Introduction: Guidelines regarding rhythm control for atrial arrhythmias (AT/AF) are primarily based on symptom burden. Ambulatory electrocardiogram (AECG) monitoring is often performed to evaluate AT/AF burden and guide clinical decision-making. Yet, to date, little is known about the correlation of symptoms reported during AECG with recorded AT/AF. Methods: University of Utah patient AECGs with at least one AT/AF event over 7 or more days of monitoring were retrospectively reviewed - only events with symptoms or with AT/AF were included (other arrhythmias were rare and excluded). Patient triggered symptoms included reported shortness of breath, tiredness, palpitations, dizziness, or passing out.
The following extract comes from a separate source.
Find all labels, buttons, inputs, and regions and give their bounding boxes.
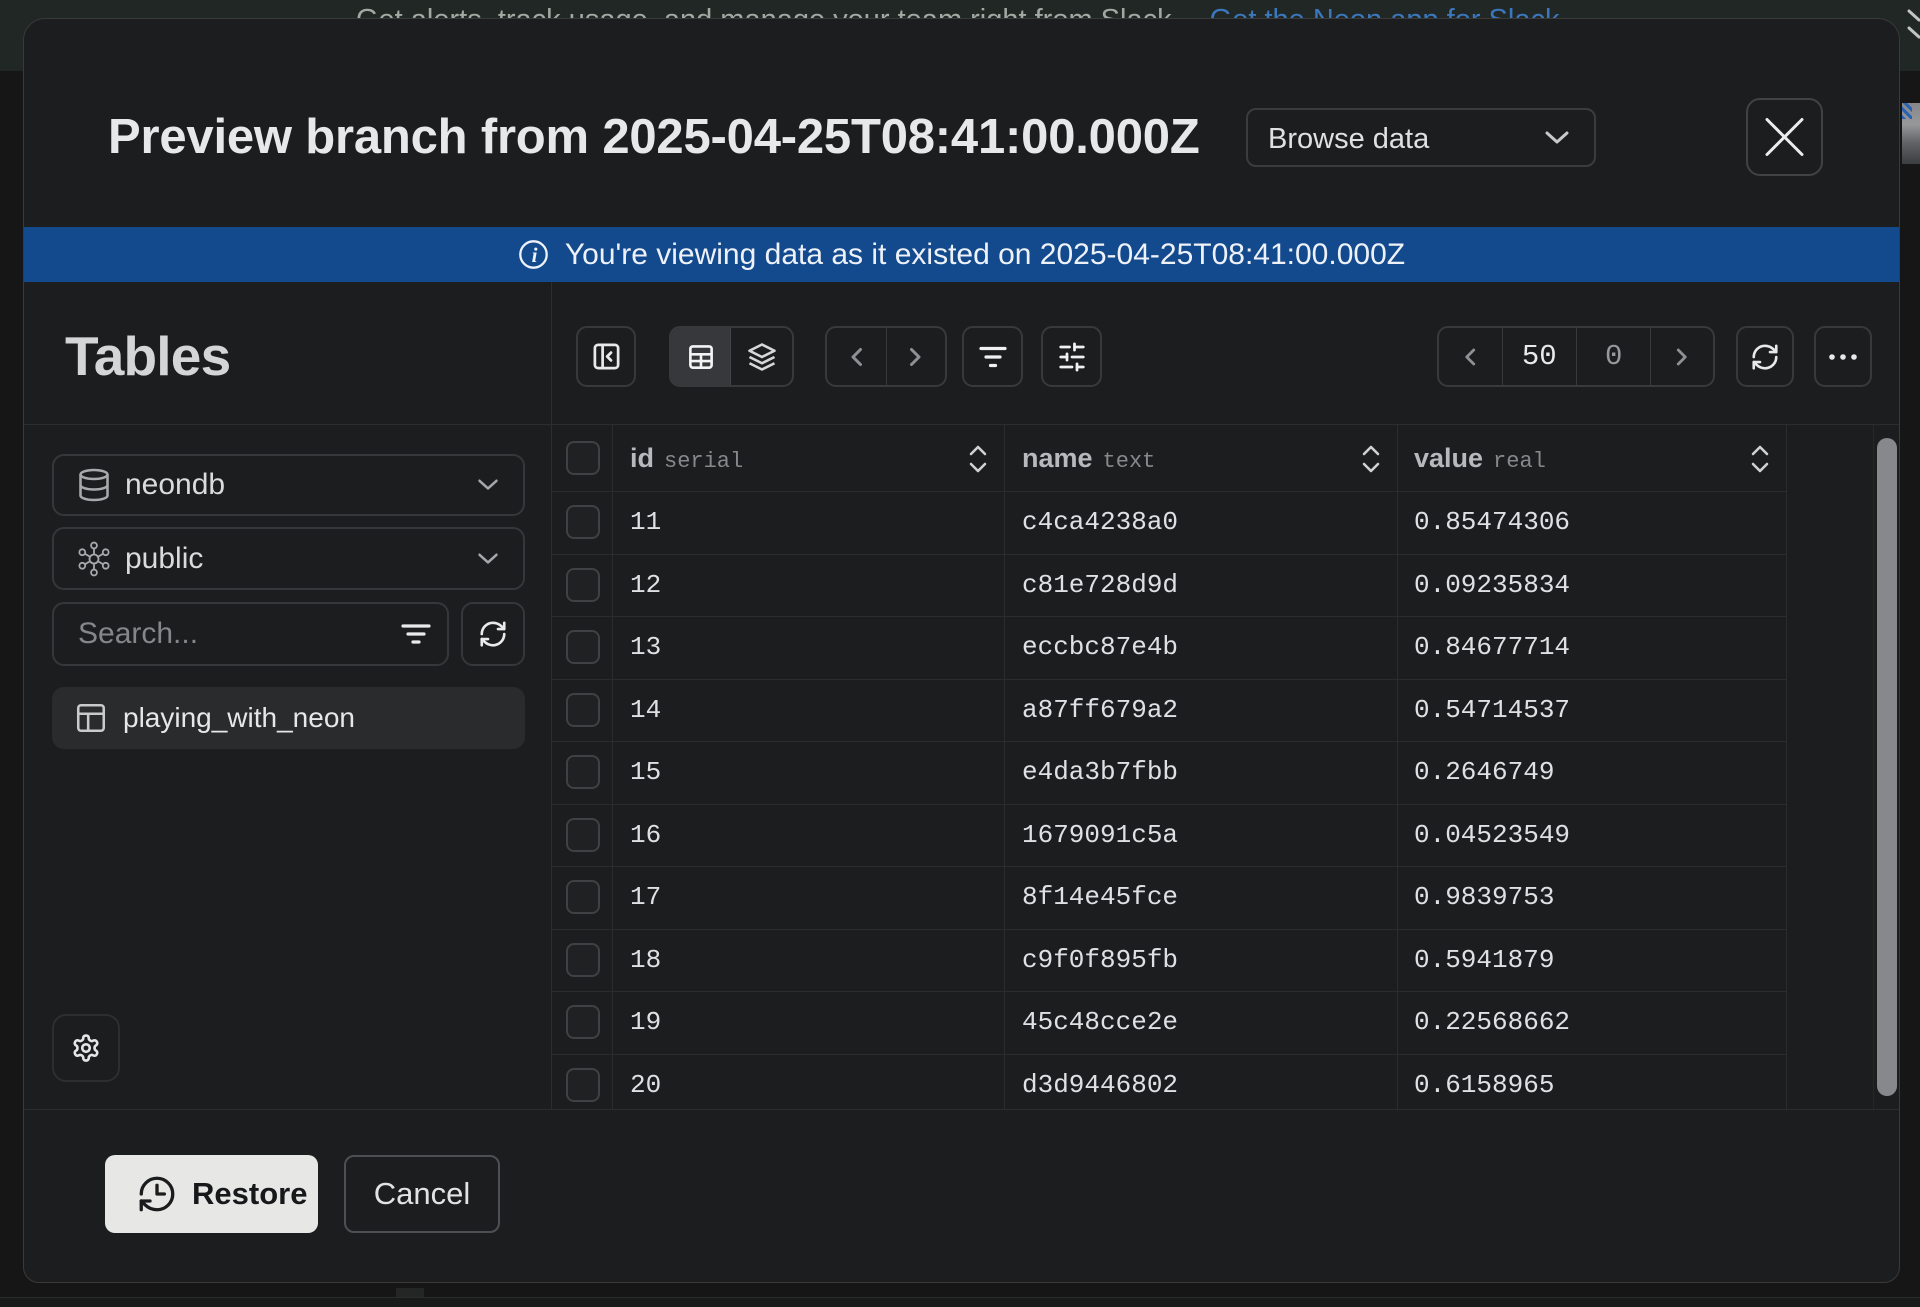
svg-text:i: i	[531, 243, 537, 267]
Tetrachoric correlation analysis was performed to evaluate the correlation between symptoms and AT/AF episodes. Results: We identified 742 patients with a mean age of 64 years, 50% female, 22% with chronic heart failure, overall mean CHA 2 DS 2 -VASc score of 2.5 and 67% with scores ≥2. There were 6,289 symptomatic events and 6,900 AT/AF episodes. Among these were 1,025 (16%) episodes of shortness of breath, 854 (14%) of tiredness, 2,660 (42%) of palpitations, 794 (13%) of dizziness, and 95 (2%) of passing out. Symptomatic events were less likely to predict simultaneous AT/AF compared to sinus rhythm on AECG, with a moderate inverse tetrachoric correlation of -0.66 (range -1 to 1, with 1 representing perfect positive correlation). Conclusion: Patient-triggered symptomatic events were inversely correlated with recorded AT/AF events and represented an unacceptable marker of actual arrhythmia. A more holistic approach to assessment of ATAF symptoms is needed to improve patient selection for rhythm control therapy.